261 A.D.2d at 440. In Saltzstein v Payne, Wood & Littlejohn, 292 A.D.2d 585, 740 N.Y.S.2d 95 (2002), the Court perfunctorily parroted the language in Kaplan.
The third Appellate Division case cited by the In re Ravitz Court, In re Leslie & Penny for Penny Preville, 303 A.D.2d 508, 757 N.Y.S.2d 302 (2003) stands for the opposite proposition than the conclusion in In re Ravitz. Penny Preville, Inc. engaged in the business of designing jewelry. Its initial shareholders were Penny Siskin (formerly Penny Preville). When a second shareholder was brought into the business, the parties entered into a Shareholder Agreement providing that, on dissolution of the corporation, the Siskins would have the exclusive right to the use of the trade name ‘Penny Preville.” 303 A.D.2d at 508-09. The Court rejected the claim by the Siskins that the Shareholder Agreement excluded the good will of the corporation, especially that asscoiated with the trade name, from ownership by the corporation:
We agree with the Supreme Court that this clause only gives the Siskins the exclusive right to use the trade name “Penny Preville” upon dissolution. The Agreement does not explicitly give the Siskins the right to the value of the Corporation’s goodwill associated with the trade name “Penny Preville,” nor does it except such goodwill or the trade name from the Corporation’s assets distributable upon dissolution. * * *
In adjudicating the rights of the parties under the Agreement, this Court may not read any additional provisions into that agreement. The Court, therefore, cannot accept the Siskins’ invitation to read into the Agreement an additional provision giving them continued ownership of the trade name or of its associated goodwill. Thus, the Siskins are entitled only to the exclusive rights of continued use of the name “Penny Preville” upon dissolution,but the value of the Corporation’s goodwill, including that associated with the trade name “Penny Preville,” … should be distributed along with its other assets upon dissolution.
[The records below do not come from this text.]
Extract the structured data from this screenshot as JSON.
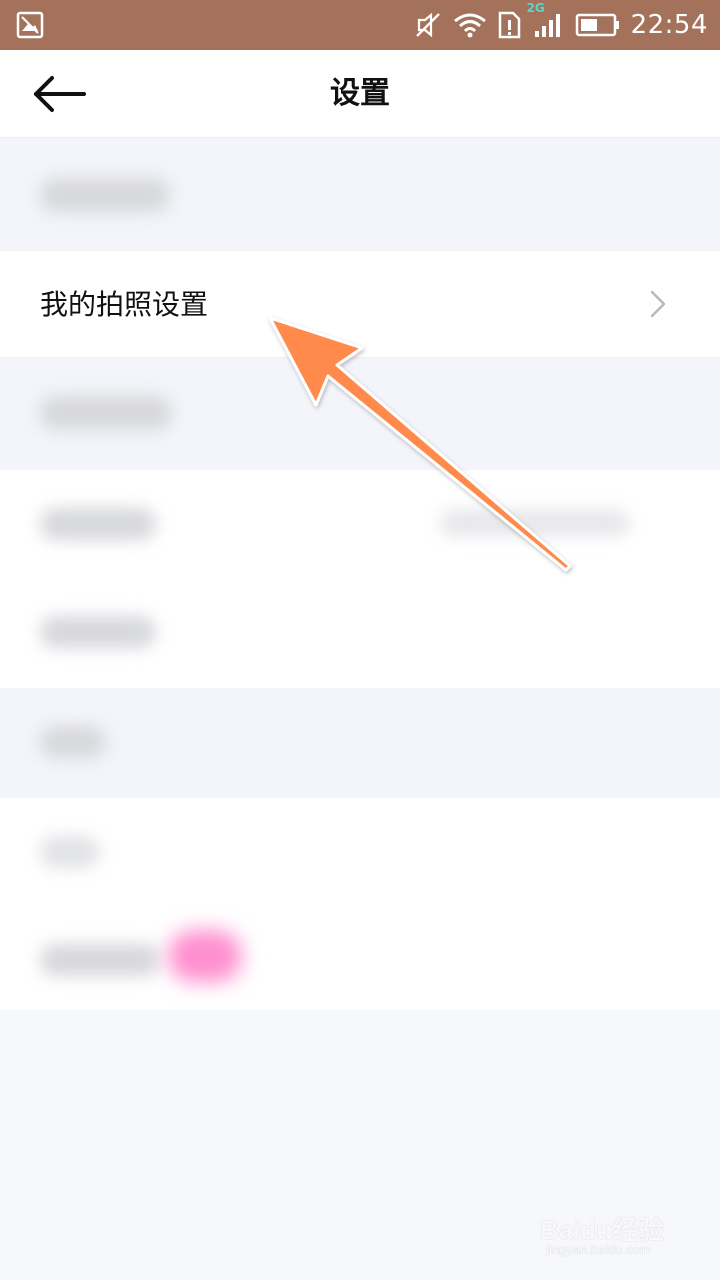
{
  "status_bar": {
    "time": "22:54",
    "network_tag": "2G",
    "icons": [
      "image-icon",
      "mute-icon",
      "wifi-icon",
      "sim-alert-icon",
      "signal-icon",
      "battery-icon"
    ],
    "color": "#a4725b"
  },
  "header": {
    "title": "设置",
    "back_icon": "back-arrow-icon"
  },
  "settings": {
    "photo_settings_label": "我的拍照设置",
    "chevron_icon": "chevron-right-icon"
  },
  "annotation": {
    "color": "#ff8a4c"
  },
  "watermark": {
    "logo": "Baidu经验",
    "sub": "jingyan.baidu.com"
  }
}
Id. at 509 (emphasis added). While the action for judicial dissolution in that case was under Section 1104-a of the NY GCL (oppression), rather than under Section 1104 (deadlock), Section 1117, which incorporates Section 1005 (relied on in In re Ravitz), applies to all judicial dissolutions.
As noted by Peter A. Mahler (New York Business Divorce blog), most written agreements among professionals engaged in a joint practice expressly address the treatment of professional goodwill. Or at least, well-drafted agreements do.